While working on an internship, Chow shared the idea for Vent Over Tea with her supervisor, clinical psychologist Stephane Bensoussan, BSc’90, MA’92. Bensoussan was quickly won over, and helped set up training for the program. “He has seen how many people seek out therapy when they, in fact, just need empathetic listening,” says Chow.
In a recent interview on CBC Radio’s The Sunday Edition, Fennessey defined venting as “talking about everything that’s on your mind, the thoughts that keep you up at night.” In short, the kind of uncensored conversation you might feel more comfortable having with a compassionate stranger than with someone you know, especially if that stranger is offering you their full, undivided attention.

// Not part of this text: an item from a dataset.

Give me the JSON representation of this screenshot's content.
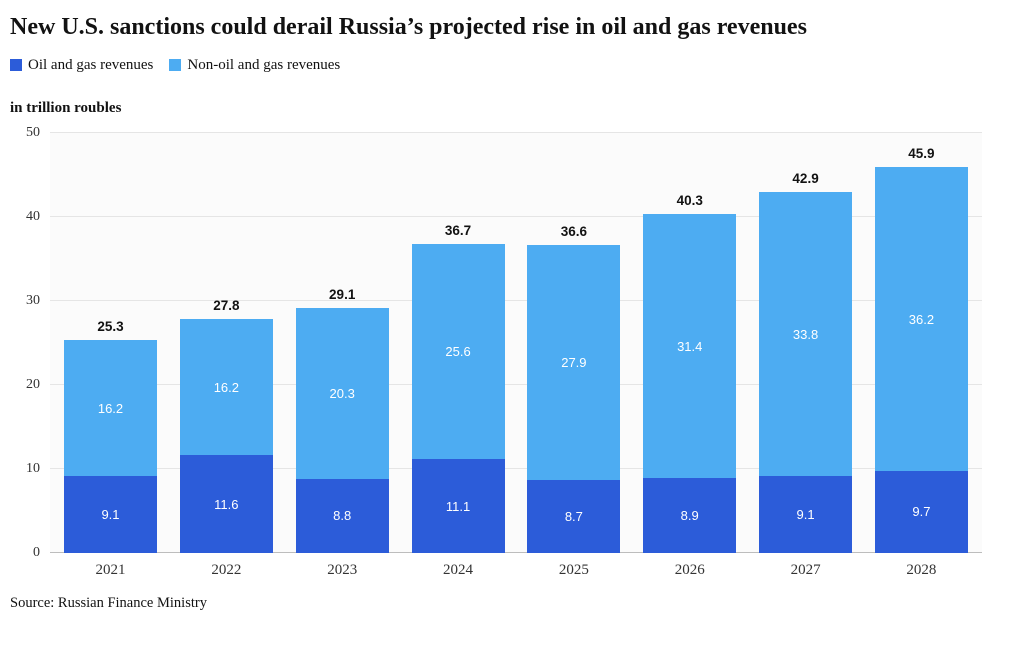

It’s simple to set up a meeting. Fill out an online form and you’ll receive details of the café at which to meet, and who to look out for (each person pays for their own beverage). Of course, these days, meeting in a café isn’t an available option – and the reason behind that is itself a potent source of anxiety.
Khan says that Vent Over Tea is operating via Skype and phone for the moment. “It’s a stressful time for everyone right now, so our services may be needed now more than ever.”
Sometimes users want to get together with the same volunteer again, perhaps to be able to dive right back into a subject without having to retell the backstory, but Vent Over Tea discourages that. “It’s important to ensure that the relationship between user and listener doesn’t progress into an invested relationship, which could be a cause for stress and expectations for both people involved,” says Khan.
Last year Vent Over Tea provided the opportunity for 135 sessions, double that from the year before.
Apart from the clear benefits for the users, the founders are passionate about what they’ve gained, too. Chow, who is now a manager at a Montreal-based startup, has not only learned more about leadership, but also about that undersung managerial skill: delegation. “It’s not possible to create something big when you try to control every aspect and activity,” she says. “Seeing other people take on responsibility and blossom into their roles has been one of the most rewarding aspects of getting VOT off the ground.”
Khan is still at McGill, currently in her second year of medical studies, after doing degrees in pharmacology and psychology. She says her Vent Over Tea involvement has underlined just how crucial active listening is. “I’m extremely happy that I did a second undergrad in psychology,” she says. “In medicine, active listening is such an important skill and is often underrated. It’s a key component in a trusting physician-patient relationship.”
Many of Vent Over Tea’s volunteers are also students with a keen appreciation of the challenges of university life and the need for social support. Volunteers are trained extensively in active listening techniques, as well as crisis management, and act out difficult scenarios in workshops. As well, Suicide Action Montreal offers suicide prevention training. When someone’s needs clearly go beyond what volunteers can provide, there is a list of extensive resources they can refer to.
Khan is working on getting charitable status for the organization. They currently receive support through fundraisers, donations, and grants and bursaries. The plan is to keep growing. There is now a branch operating in Calgary, Fennessey’s home city.
In her recent interview with The Sunday Edition about Vent Over Tea, Fennessey summed up the appeal of the resource she helped create.
“It’s a special thing when two strangers come together and share something intimate, and part ways and that’s that.”